Thiania bhamoensis is a species of jumping spider.

==Description==
The species is iridescent green-blue. Females are more green, males more blue. From the front view, the female's face are black. And the males are white.

Nicylla sundevalli, which also occurs in Burma, is said to be very close to this species.

==Behavior==
These spiders build a silken retreat by binding a pair of green leaves together, where they rest, moult and lay their eggs, which is unusual for a jumping spider. Making a single rivet to attach the leaves takes about half an hour. About four to ten rivets are arranged in a roughly elliptical manner. These nests are built by both sexes and juveniles. Although T. bhamoensis can be found on many kinds of plants, it most often chooses Crinum asiaticum (spider lily).

The white elliptical egg sacs are about two to three times the size of the spider and are attached inside the nest.

Twelve different displays were identified during fights between males, including pushing, possibly to assess the weight of the other male.

==Distribution==
This species occurs from Burma to Sumatra.

==Fighting spider==
Because two males will readily fight each other, either in a natural setting, or if put together, they are commonly known as "fighting spider" in South-east Asia.
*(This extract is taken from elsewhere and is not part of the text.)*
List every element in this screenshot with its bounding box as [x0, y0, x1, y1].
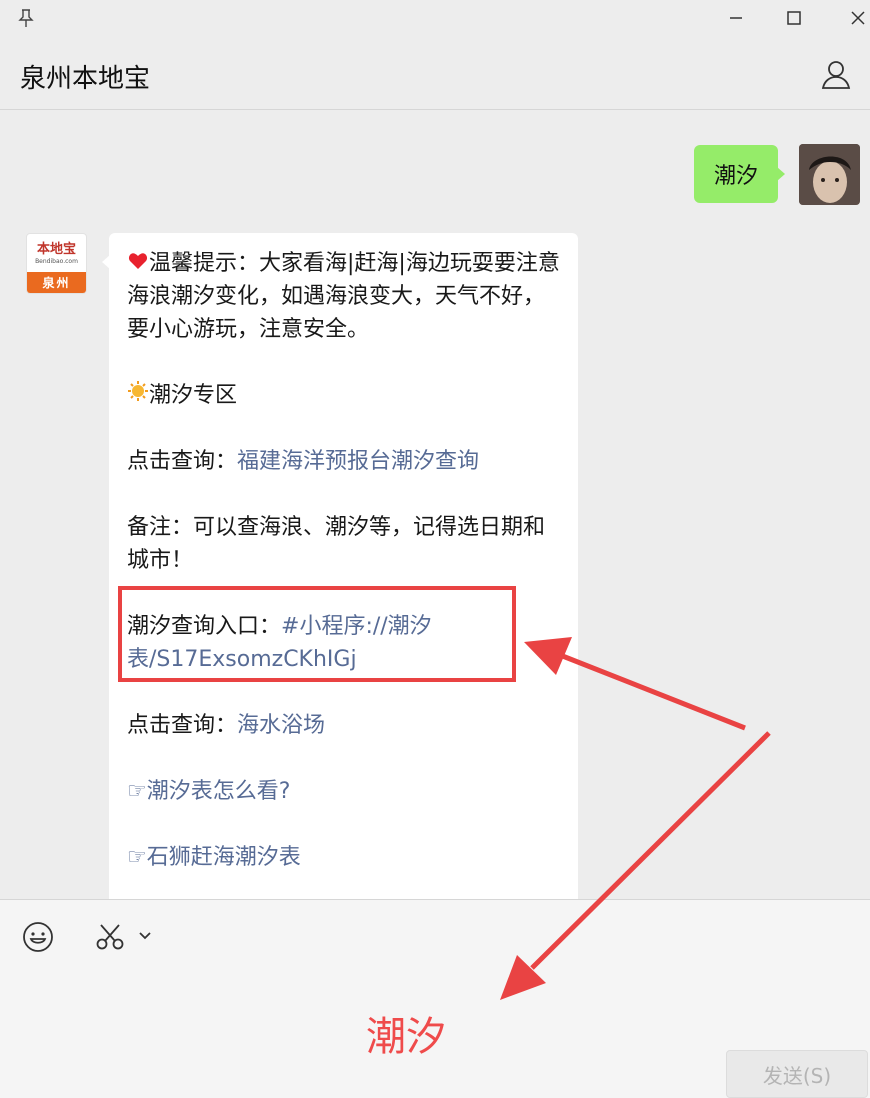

These spiders are commonly kept in matchboxes with a piece of green leaf and a spat of saliva for moisture. A spider that wins fight after fight gets the status of "first king". A common belief is that the darkest males are most aggressive.

In a laboratory setting, males were kept in small containers (9 cm diameter, 6.5 cm high) and provided with moist leaves for retreat building, moist cotton and three adult Drosophila melanogaster three times a week.

==Name==
The species name of this spider literally means "From Bhamo", referring to Bhamo, a city in northern Burma.